If you had a 9x9 patch and compared a 4 layer approach to a 1 layer approach (ending at 1x1), how many parameters does each have?
1 has 4 biases (filters)
1 has 4 3 3 = 36
4 + 36 = 40 parameters
2 has 1 bias
2 has 1 9 9 = 81
1+81 = 82 parameters
Approach 2 more likely to overfit
2 advantages of using more, small filters
- Fewer parameters: lower chance of overfitting and lower computational cost
- More ReLUs: more non-linearity so higher representation capacity
Why does GoogleNet arch use several different filters in parallel? What is the problem with this?
Some filter sizes might be better in certain circumstances than others.
The problem is computational cost
How did GoogLeNet solve the computational cost issue?
They use Dimension reduction with bottleneck layers.
The 1x1 convolutional layer
Residual Block
Takes the input, bypasses the layers and sums it with the layer outputs.

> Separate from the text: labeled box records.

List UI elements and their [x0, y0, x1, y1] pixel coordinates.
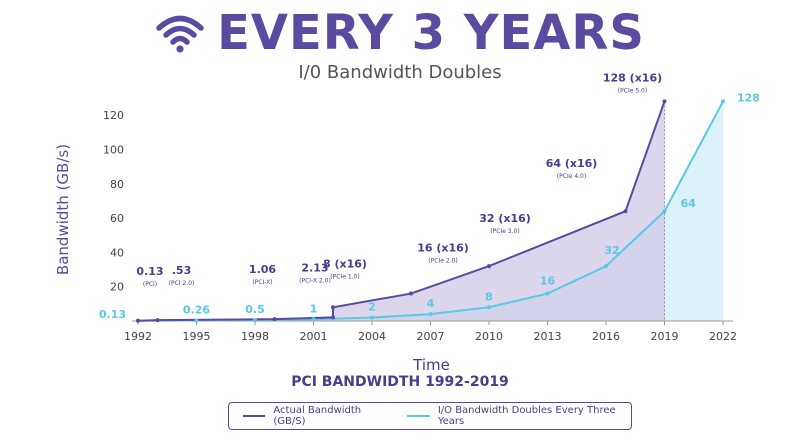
doubling-data-label: 0.13 — [99, 308, 126, 321]
header-banner: EVERY 3 YEARS — [0, 2, 800, 64]
legend-label-actual: Actual Bandwidth (GB/S) — [273, 405, 362, 427]
actual-data-sublabel: (PCI 2.0) — [169, 280, 195, 287]
actual-data-sublabel: (PCIe 2.0) — [428, 258, 457, 265]
actual-point — [623, 209, 628, 214]
actual-point — [487, 264, 491, 269]
legend-swatch-doubling — [407, 415, 430, 417]
actual-point — [155, 318, 160, 323]
actual-data-label: 2.13 — [301, 261, 328, 274]
actual-point — [662, 99, 667, 104]
actual-point — [272, 317, 277, 322]
doubling-point — [428, 312, 433, 317]
doubling-data-label: 64 — [681, 197, 697, 210]
doubling-data-label: 32 — [604, 244, 619, 257]
actual-data-sublabel: (PCI) — [143, 281, 157, 288]
actual-point — [331, 315, 335, 320]
actual-data-sublabel: (PCIe 4.0) — [557, 173, 586, 180]
actual-data-label: .53 — [172, 264, 192, 277]
chart-legend: Actual Bandwidth (GB/S) I/O Bandwidth Do… — [228, 402, 632, 430]
y-tick-label: 40 — [110, 246, 124, 259]
legend-item-actual: Actual Bandwidth (GB/S) — [243, 405, 379, 427]
doubling-data-label: 2 — [368, 301, 376, 314]
doubling-point — [370, 315, 374, 320]
doubling-point — [194, 318, 199, 323]
actual-point — [331, 305, 335, 310]
x-tick-label: 2013 — [534, 330, 562, 343]
x-tick-label: 1992 — [124, 330, 152, 343]
doubling-point — [487, 305, 491, 310]
actual-data-label: 128 (x16) — [603, 71, 662, 84]
doubling-data-label: 16 — [540, 275, 556, 288]
wifi-signal-icon — [156, 15, 204, 53]
legend-item-doubling: I/O Bandwidth Doubles Every Three Years — [407, 405, 617, 427]
doubling-data-label: 0.26 — [183, 304, 210, 317]
doubling-point — [604, 264, 608, 269]
actual-data-label: 0.13 — [136, 265, 163, 278]
page-subtitle: I/0 Bandwidth Doubles — [298, 62, 502, 83]
x-tick-label: 2004 — [358, 330, 386, 343]
legend-swatch-actual — [243, 415, 266, 417]
headline: EVERY 3 YEARS — [217, 5, 645, 61]
y-tick-label: 120 — [103, 109, 124, 122]
y-tick-label: 80 — [110, 178, 124, 191]
y-tick-label: 20 — [110, 281, 124, 294]
doubling-point — [311, 317, 316, 322]
doubling-point — [253, 318, 257, 323]
x-axis-label: Time — [412, 356, 450, 374]
x-tick-label: 2007 — [417, 330, 445, 343]
actual-data-sublabel: (PCIe 3.0) — [490, 228, 519, 235]
x-tick-label: 2019 — [651, 330, 679, 343]
x-tick-label: 2016 — [592, 330, 620, 343]
doubling-data-label: 8 — [485, 290, 493, 303]
x-tick-label: 2010 — [475, 330, 503, 343]
y-axis-label: Bandwidth (GB/s) — [54, 144, 72, 275]
x-tick-label: 1998 — [241, 330, 269, 343]
actual-data-sublabel: (PCI-X 2.0) — [299, 277, 331, 284]
actual-data-sublabel: (PCI-X) — [252, 279, 272, 286]
doubling-data-label: 128 — [737, 91, 760, 104]
actual-data-label: 1.06 — [249, 263, 276, 276]
doubling-point — [545, 291, 550, 296]
actual-data-sublabel: (PCIe 5.0) — [618, 87, 647, 94]
actual-data-label: 8 (x16) — [323, 257, 367, 270]
x-tick-label: 2022 — [709, 330, 737, 343]
actual-data-sublabel: (PCIe 1.0) — [330, 273, 359, 280]
doubling-data-label: 1 — [310, 302, 318, 315]
actual-data-label: 16 (x16) — [417, 242, 469, 255]
doubling-point — [721, 99, 725, 104]
actual-point — [409, 291, 413, 296]
doubling-point — [662, 209, 667, 214]
y-tick-label: 60 — [110, 212, 124, 225]
x-tick-label: 1995 — [183, 330, 211, 343]
x-tick-label: 2001 — [300, 330, 328, 343]
doubling-data-label: 4 — [427, 297, 435, 310]
chart-title: PCI BANDWIDTH 1992-2019 — [291, 374, 509, 390]
doubling-data-label: 0.5 — [245, 303, 265, 316]
actual-data-label: 64 (x16) — [546, 157, 598, 170]
actual-point — [136, 318, 140, 323]
y-tick-label: 100 — [103, 143, 124, 156]
legend-label-doubling: I/O Bandwidth Doubles Every Three Years — [437, 405, 616, 427]
actual-area — [138, 101, 665, 321]
actual-data-label: 32 (x16) — [479, 212, 531, 225]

If you’ve already learned then just ensure that f(x) does not do much to effect the input.
ResNet uses them every 2 layers.
Densely connected Networks
Residual blocks but connected ot every future layer output.

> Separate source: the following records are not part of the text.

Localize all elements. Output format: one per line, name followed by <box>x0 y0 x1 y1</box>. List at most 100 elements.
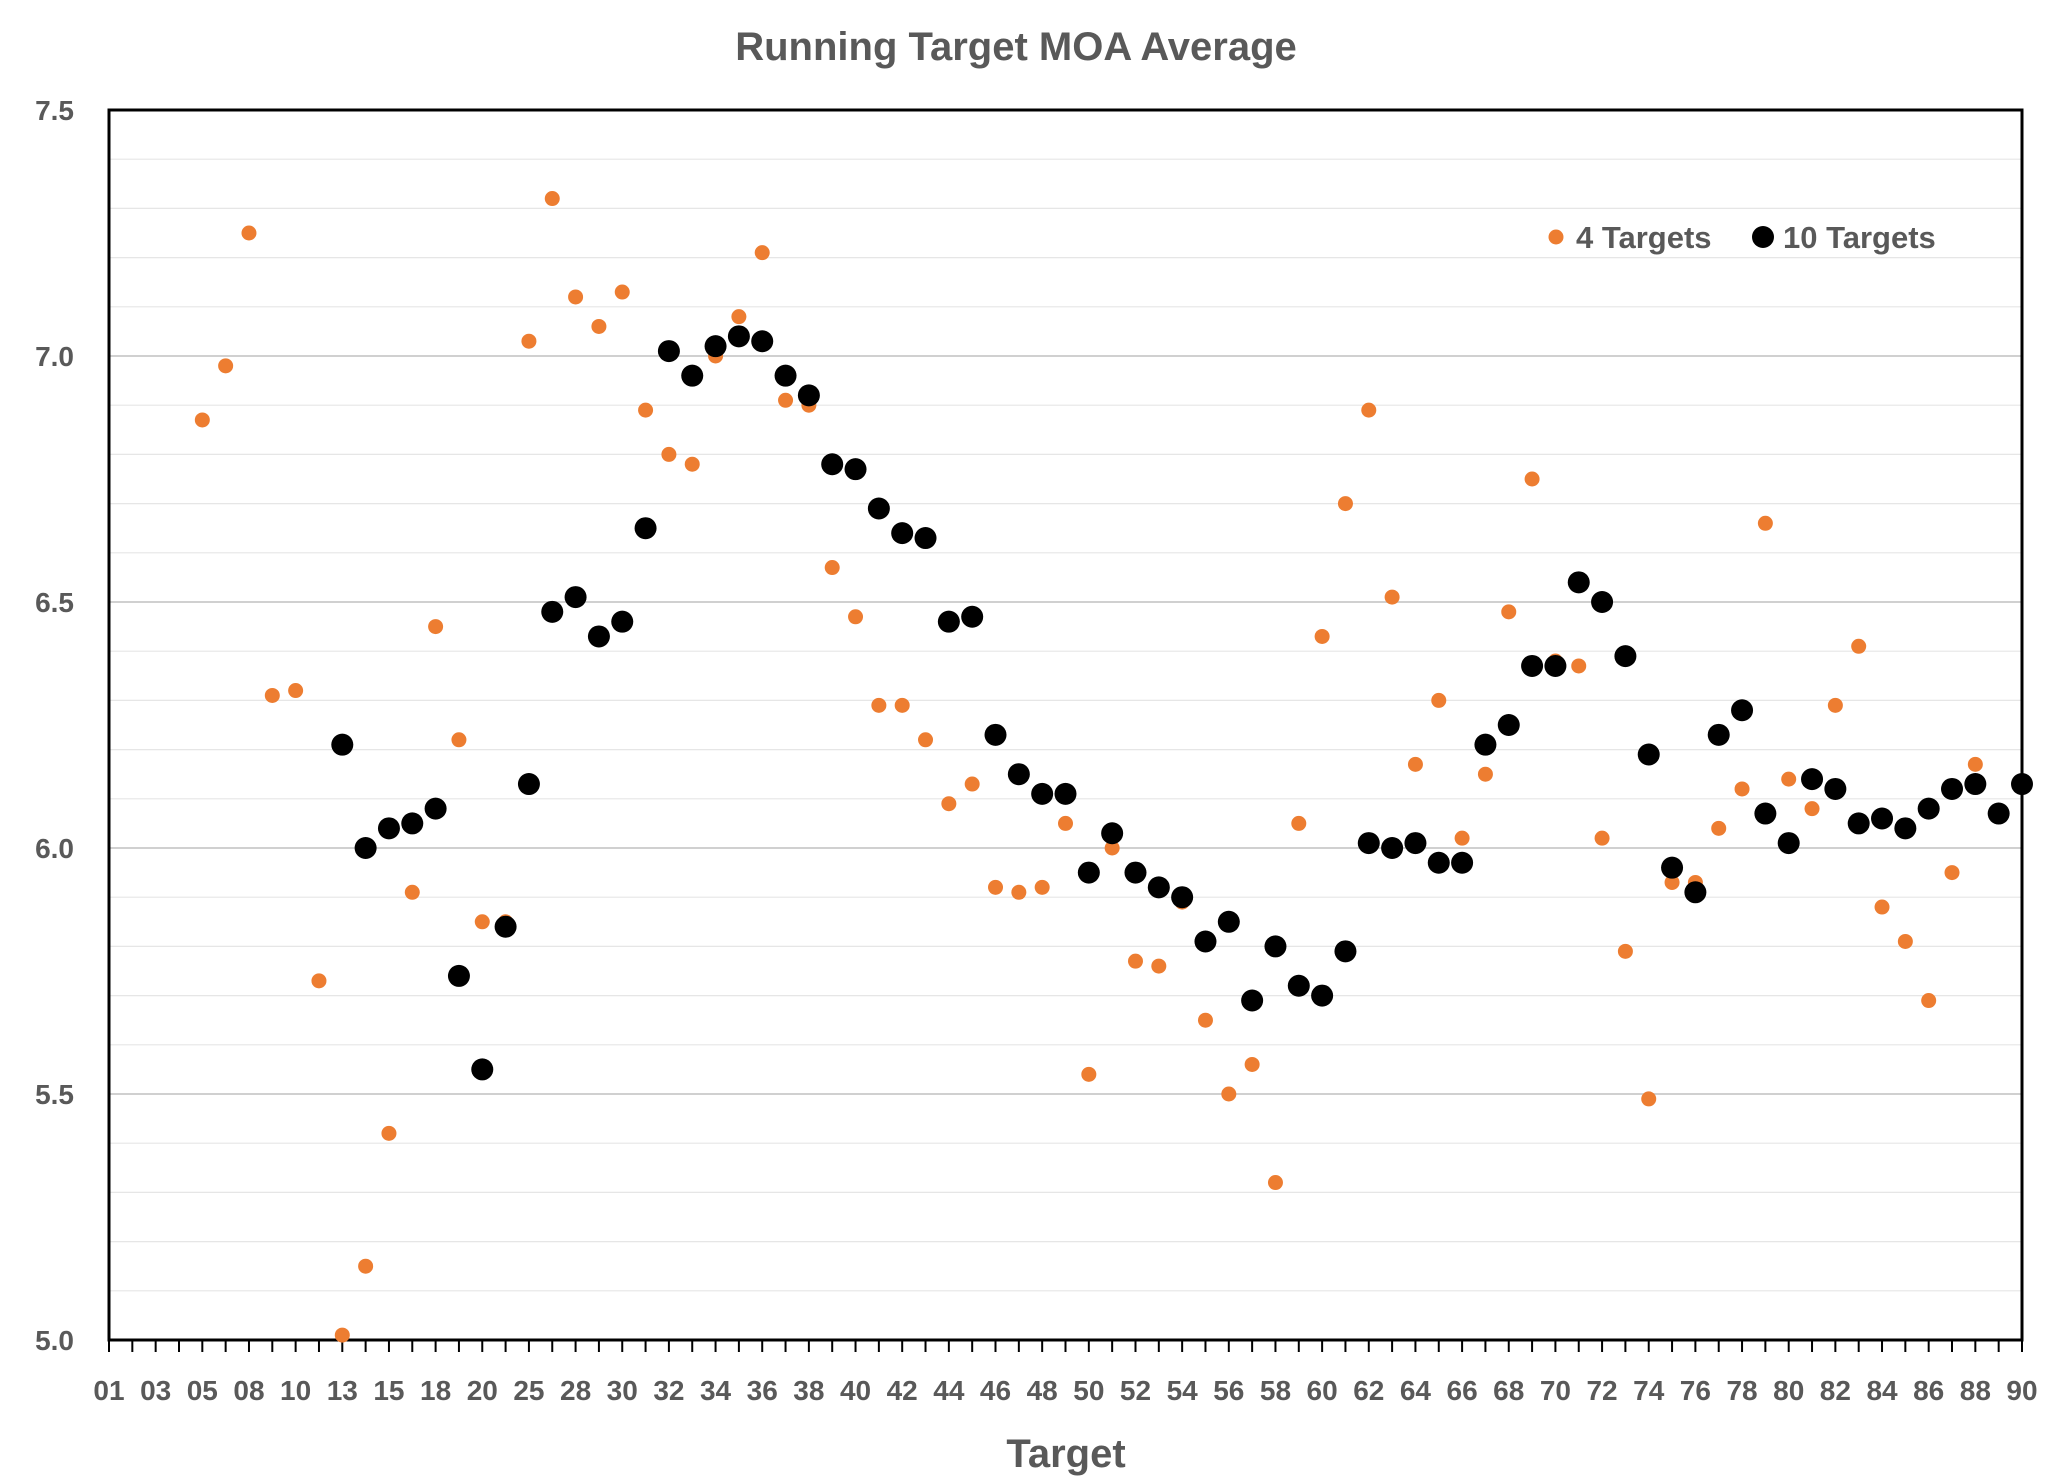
data-point <box>1824 777 1847 800</box>
x-tick-label: 84 <box>1866 1375 1898 1406</box>
x-tick-label: 03 <box>140 1375 171 1406</box>
x-tick-label: 62 <box>1353 1375 1384 1406</box>
data-point <box>774 364 797 387</box>
data-point <box>564 586 587 609</box>
data-point <box>1477 766 1493 782</box>
series-ten-targets <box>331 325 2033 1081</box>
data-point <box>891 522 914 545</box>
data-point <box>1777 832 1800 855</box>
data-point <box>1034 879 1050 895</box>
x-axis-title: Target <box>1006 1432 1125 1476</box>
x-tick-label: 38 <box>793 1375 824 1406</box>
data-point <box>1594 830 1610 846</box>
data-point <box>401 812 424 835</box>
x-tick-label: 28 <box>560 1375 591 1406</box>
data-point <box>937 610 960 633</box>
x-tick-label: 74 <box>1633 1375 1665 1406</box>
data-point <box>544 191 560 207</box>
y-tick-label: 7.0 <box>35 341 74 372</box>
x-tick-label: 70 <box>1540 1375 1571 1406</box>
data-point <box>614 284 630 300</box>
data-point <box>1964 773 1987 796</box>
data-point <box>1614 645 1637 668</box>
data-point <box>867 497 890 520</box>
data-point <box>1314 628 1330 644</box>
data-point <box>988 879 1004 895</box>
data-point <box>1757 515 1773 531</box>
data-point <box>1871 807 1894 830</box>
data-point <box>611 610 634 633</box>
data-point <box>1641 1091 1657 1107</box>
x-tick-label: 40 <box>840 1375 871 1406</box>
data-point <box>1267 1175 1283 1191</box>
data-point <box>1684 881 1707 904</box>
legend: 4 Targets 10 Targets <box>1548 220 1936 255</box>
data-point <box>1801 768 1824 791</box>
data-point <box>1337 496 1353 512</box>
data-point <box>377 817 400 840</box>
data-point <box>1967 756 1983 772</box>
legend-marker <box>1752 226 1774 248</box>
data-point <box>1617 943 1633 959</box>
data-point <box>334 1327 350 1343</box>
data-point <box>428 619 444 635</box>
data-point <box>1384 589 1400 605</box>
x-tick-label: 88 <box>1960 1375 1991 1406</box>
data-point <box>587 625 610 648</box>
data-point <box>354 837 377 859</box>
x-tick-label: 68 <box>1493 1375 1524 1406</box>
data-point <box>751 330 774 353</box>
data-point <box>821 453 844 476</box>
data-point <box>941 796 957 812</box>
data-point <box>404 884 420 900</box>
data-point <box>1917 797 1940 820</box>
x-tick-label: 50 <box>1073 1375 1104 1406</box>
x-tick-label: 34 <box>700 1375 732 1406</box>
data-point <box>1058 815 1073 831</box>
data-point <box>848 609 864 625</box>
data-point <box>1427 851 1450 874</box>
data-point <box>1497 714 1520 736</box>
x-tick-label: 36 <box>747 1375 778 1406</box>
data-point <box>1711 820 1727 836</box>
x-tick-label: 10 <box>280 1375 311 1406</box>
data-point <box>778 392 794 408</box>
data-point <box>871 697 887 713</box>
data-point <box>657 340 680 363</box>
data-point <box>1264 935 1287 958</box>
data-point <box>1897 933 1913 949</box>
data-point <box>1011 884 1027 900</box>
data-point <box>218 358 234 374</box>
data-point <box>1521 654 1544 677</box>
data-point <box>568 289 584 305</box>
data-point <box>311 973 327 989</box>
data-point <box>331 733 354 756</box>
y-tick-label: 7.5 <box>35 95 74 126</box>
x-tick-label: 54 <box>1167 1375 1199 1406</box>
data-point <box>1851 638 1867 654</box>
x-tick-label: 05 <box>187 1375 218 1406</box>
y-axis-tick-labels: 5.0 5.5 6.0 6.5 7.0 7.5 <box>35 95 74 1356</box>
x-tick-label: 48 <box>1027 1375 1058 1406</box>
data-point <box>1944 865 1960 881</box>
chart-title: Running Target MOA Average <box>735 25 1297 69</box>
x-tick-label: 76 <box>1680 1375 1711 1406</box>
y-tick-label: 5.5 <box>35 1079 74 1110</box>
data-point <box>914 527 937 550</box>
data-point <box>1874 899 1890 915</box>
data-point <box>1101 822 1124 845</box>
data-point <box>521 333 537 349</box>
data-point <box>984 723 1007 746</box>
y-tick-label: 6.5 <box>35 587 74 618</box>
y-tick-label: 5.0 <box>35 1325 74 1356</box>
data-point <box>1781 771 1797 787</box>
data-point <box>1941 777 1964 800</box>
data-point <box>638 402 654 418</box>
data-point <box>1007 763 1030 786</box>
x-tick-label: 82 <box>1820 1375 1851 1406</box>
data-point <box>1474 733 1497 756</box>
data-point <box>1127 953 1143 969</box>
data-point <box>194 412 210 428</box>
data-point <box>681 364 704 387</box>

Pros of Densely connected networks
- Stronger gradient in back propagation so it’s easier to train
- Learn feautres from multiple levels
- Reuse of features (fewer filters but same num of feature maps)
Drawback of densely connected network
High memory cost. You must save all intermediate feature maps.
Dense Block Networks
Uses smaller blocks of densely connected layers, separated by standard layers.
Fine-Tuning data requirements
Lots of data required. You could use a pre-trained network then fine tune
Fine tuning with less data
You could freeze all layers other than the last and retrain that with only a few data points.
You could also train a linear classifier.
Fine tuning with more data
Freeze less layers and train more layers going backwards.
Fine tuning with a LOT data
Freeze no layers and retrain all.
Be careful of overfitting
Data augmentation
Add transforms like rotation/translation/zooming/noise etc)
Dropout
Blackout some units every time you perform inference
Harder to overfit because network can’t rely on one neuron anymore
Early stop
You can stop the network when it starts to overfit.